Marco1971 ha scritto:
Freelancer ha scritto:
Marco1971 ha scritto:Quanto alla frase Lo schermo d’un computiere è una superficie bidimensionale piena d’immèli, è scritta tutta in italiano, da tutti i punti di vista.
Ma sì, glielo concedo. Preciserei però che è scritta in un italiano immediatamente comprensibile solo dai frequentatori di questo forum e in particolare da chi ha seguito questo filone.
A parte la parola immèli, che ho coniata alcune ore fa, la frase non presenta oscurità semantica, e con un po’ di raziocinio ci s’arriva grazie al contesto. ;)
Mi permetto di dissentire.

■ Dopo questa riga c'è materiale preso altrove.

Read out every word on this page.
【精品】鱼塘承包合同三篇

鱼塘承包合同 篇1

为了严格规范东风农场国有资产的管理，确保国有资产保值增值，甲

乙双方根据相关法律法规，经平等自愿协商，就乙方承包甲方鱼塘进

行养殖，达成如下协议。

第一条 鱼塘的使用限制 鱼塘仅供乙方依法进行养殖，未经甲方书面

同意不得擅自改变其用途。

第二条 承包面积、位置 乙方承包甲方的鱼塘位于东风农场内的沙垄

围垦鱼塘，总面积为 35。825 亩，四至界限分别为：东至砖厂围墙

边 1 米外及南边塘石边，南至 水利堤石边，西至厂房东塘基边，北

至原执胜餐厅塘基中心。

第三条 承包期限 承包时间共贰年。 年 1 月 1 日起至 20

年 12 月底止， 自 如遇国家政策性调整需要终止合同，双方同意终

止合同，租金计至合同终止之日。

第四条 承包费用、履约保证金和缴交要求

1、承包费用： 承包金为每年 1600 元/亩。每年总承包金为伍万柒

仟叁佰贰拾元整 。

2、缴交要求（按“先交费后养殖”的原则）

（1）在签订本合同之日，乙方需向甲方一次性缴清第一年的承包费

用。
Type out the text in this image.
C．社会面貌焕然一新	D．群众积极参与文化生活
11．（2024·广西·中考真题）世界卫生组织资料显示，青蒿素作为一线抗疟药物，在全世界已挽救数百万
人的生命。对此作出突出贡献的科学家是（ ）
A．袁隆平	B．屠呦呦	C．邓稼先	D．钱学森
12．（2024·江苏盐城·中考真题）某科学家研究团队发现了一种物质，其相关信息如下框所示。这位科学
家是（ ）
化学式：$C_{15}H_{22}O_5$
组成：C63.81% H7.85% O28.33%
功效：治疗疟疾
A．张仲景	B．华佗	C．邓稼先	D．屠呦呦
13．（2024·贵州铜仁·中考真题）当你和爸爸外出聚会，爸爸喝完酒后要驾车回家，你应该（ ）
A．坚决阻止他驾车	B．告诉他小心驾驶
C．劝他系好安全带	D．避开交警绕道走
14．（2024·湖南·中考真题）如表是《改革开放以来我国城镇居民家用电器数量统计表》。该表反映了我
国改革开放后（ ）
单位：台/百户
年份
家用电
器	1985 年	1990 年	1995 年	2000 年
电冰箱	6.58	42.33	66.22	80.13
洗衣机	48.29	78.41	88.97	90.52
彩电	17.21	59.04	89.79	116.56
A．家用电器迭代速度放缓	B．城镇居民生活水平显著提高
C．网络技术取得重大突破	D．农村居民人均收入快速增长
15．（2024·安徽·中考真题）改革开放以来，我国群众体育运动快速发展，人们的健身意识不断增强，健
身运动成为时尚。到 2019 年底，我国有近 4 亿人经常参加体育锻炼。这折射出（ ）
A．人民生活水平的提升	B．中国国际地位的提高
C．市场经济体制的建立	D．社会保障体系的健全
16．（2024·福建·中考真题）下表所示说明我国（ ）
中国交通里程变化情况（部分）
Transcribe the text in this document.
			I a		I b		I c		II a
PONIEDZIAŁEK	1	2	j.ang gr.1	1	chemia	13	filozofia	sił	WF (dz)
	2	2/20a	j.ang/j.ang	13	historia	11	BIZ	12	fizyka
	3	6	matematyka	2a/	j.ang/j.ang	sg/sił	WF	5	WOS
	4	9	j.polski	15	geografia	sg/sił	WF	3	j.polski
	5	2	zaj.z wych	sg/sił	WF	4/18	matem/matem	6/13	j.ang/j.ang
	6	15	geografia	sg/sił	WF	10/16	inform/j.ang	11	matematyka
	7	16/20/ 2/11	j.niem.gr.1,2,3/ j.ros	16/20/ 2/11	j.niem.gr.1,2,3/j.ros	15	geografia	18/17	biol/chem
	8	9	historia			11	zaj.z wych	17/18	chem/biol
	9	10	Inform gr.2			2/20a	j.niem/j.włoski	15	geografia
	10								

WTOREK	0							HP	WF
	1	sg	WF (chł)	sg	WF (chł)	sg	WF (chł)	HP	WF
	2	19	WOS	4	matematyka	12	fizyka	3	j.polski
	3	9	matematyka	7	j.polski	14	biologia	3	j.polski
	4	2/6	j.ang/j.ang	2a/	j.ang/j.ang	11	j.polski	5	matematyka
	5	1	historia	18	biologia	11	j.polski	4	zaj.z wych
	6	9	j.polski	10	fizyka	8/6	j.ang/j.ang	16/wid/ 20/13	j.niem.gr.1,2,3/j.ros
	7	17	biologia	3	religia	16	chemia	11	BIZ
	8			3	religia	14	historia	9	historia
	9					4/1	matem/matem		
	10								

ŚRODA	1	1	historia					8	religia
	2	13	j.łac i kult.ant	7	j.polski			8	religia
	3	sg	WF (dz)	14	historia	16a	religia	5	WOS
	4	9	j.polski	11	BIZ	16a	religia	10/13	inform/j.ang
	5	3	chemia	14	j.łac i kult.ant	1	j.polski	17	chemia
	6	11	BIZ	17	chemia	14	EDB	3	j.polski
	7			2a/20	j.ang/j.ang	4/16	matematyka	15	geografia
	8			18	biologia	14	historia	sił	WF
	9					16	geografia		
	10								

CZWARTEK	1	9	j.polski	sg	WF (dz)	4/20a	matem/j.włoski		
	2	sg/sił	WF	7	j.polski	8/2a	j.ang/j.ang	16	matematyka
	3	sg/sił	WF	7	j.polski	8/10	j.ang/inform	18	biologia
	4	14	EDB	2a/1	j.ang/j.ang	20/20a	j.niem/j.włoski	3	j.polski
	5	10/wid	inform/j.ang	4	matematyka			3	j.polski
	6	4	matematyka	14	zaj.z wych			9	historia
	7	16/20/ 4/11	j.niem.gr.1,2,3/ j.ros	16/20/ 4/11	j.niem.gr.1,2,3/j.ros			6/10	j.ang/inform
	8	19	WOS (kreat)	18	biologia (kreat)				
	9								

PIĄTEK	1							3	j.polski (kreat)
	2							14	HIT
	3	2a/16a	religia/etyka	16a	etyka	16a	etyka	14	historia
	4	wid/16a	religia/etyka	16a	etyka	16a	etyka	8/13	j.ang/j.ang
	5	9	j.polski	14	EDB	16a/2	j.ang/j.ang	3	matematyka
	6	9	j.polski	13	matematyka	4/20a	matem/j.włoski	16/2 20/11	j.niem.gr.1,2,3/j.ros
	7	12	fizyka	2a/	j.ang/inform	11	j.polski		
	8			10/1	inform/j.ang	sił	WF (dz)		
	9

Prima di arrivare dal contesto a capire il significato di immèle il lettore anche dotato del più fine raziocinio avrebbe bisogno di paginate di contestualizzazione... :wink:

A proposito di contesto, contesto il criterio usato per formare l'italianissima (?) parola immèle. In inglese pixel deriva da picture element, espressione perfettamente sensata in inglese; in italiano immele è fatto derivare da "immagine elemento", espressione che di italiano ha solo le parole, non la struttura: in italiano si direbbe infatti "elemento di (una) immagine", che darebbe - proprio volendo - *elim, come ha dato colf (e non *fac o *facolla) da "collaboratore/trice familiare".

Oppure si ricorra al greco antico - come al solito considerato molto più nobile dell'inglese - che permette (o prescrive?) l'anteposizione dell'attributo.